Mortgages
Mortgages are type of loans that are taken out with the specific purpose of buying a home. There are various kinds of mortgage that you can apply for here and your repayment options may also be different depending on the lender you use and the deal you choose.
In basic terms there are two types of mortgage to choose from:
1. Repayment mortgages - with a repayment mortgage your monthly repayment is put towards paying back both the money that you borrowed in the first place and the interest that will be charged on your borrowing. So, when you have made your final payment you will own your home and you will not owe your lender any more money.
2. Interest only mortgages - with these mortgages your monthly repayment only goes to pay back the interest that will be charged on your borrowing and it will not repay the original sum that you borrowed. Here, when you have made your last repayment, you will also need to repay the outstanding balance to clear your mortgage. For this reason most people who take out this kind of mortgage will set up some kind of investment or savings product at the same time that can make this payment.
The type of mortgage that you apply for may also be dictated by your circumstances and the type of property you want to buy. Most financial institutions will have a range of specialist mortgages that you can choose from here. These include:
- First time buyer mortgages
- Buy to let mortgages
- Mortgages to buy properties abroad
- Self certification mortgages (for people who are self-employed etc)
You will also need to decide if you want a mortgage deal in place when you take out a mortgage. These deals can be set up to last for a set period of time or for the life of the mortgage.
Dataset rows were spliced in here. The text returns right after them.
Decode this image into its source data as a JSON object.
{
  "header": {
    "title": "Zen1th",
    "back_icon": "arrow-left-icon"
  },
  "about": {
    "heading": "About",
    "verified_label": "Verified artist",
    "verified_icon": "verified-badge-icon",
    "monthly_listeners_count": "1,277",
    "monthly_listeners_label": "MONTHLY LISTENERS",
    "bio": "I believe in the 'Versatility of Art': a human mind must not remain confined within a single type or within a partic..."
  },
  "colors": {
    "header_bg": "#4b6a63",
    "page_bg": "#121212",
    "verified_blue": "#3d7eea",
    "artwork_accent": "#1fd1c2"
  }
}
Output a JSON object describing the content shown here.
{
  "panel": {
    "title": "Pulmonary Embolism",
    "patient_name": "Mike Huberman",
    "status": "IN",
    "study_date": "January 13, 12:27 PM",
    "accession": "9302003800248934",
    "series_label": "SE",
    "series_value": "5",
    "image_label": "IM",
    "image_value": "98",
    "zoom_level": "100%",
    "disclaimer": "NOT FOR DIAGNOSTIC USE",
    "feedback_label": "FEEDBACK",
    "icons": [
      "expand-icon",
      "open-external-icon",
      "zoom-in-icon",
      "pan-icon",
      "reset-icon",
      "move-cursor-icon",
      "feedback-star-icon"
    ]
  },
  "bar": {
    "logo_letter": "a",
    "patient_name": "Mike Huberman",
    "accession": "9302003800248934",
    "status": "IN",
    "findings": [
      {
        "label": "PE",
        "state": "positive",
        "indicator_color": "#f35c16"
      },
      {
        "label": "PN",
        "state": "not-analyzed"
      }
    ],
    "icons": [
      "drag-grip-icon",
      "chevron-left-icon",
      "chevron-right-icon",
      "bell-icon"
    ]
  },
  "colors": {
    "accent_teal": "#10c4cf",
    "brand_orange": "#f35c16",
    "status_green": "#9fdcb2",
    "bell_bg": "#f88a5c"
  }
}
Options here include:
- Variable rates - here you take on no deal but simply pay interest at the standard rate of the lender.
- Fixed rates - here the interest rate on your mortgage is fixed so you will know exactly what your payment will be every month.
- Capped rates - here you will have a cap set on your interest rate so that you know that it will not go above a certain percentage.
- Tracker rates - tracker rates are set up to follow centralised interest rates (such as the Bank of England rate).
- Discounted rates - these deals will give you a discount on the interest rates you pay for the time that your deal lasts.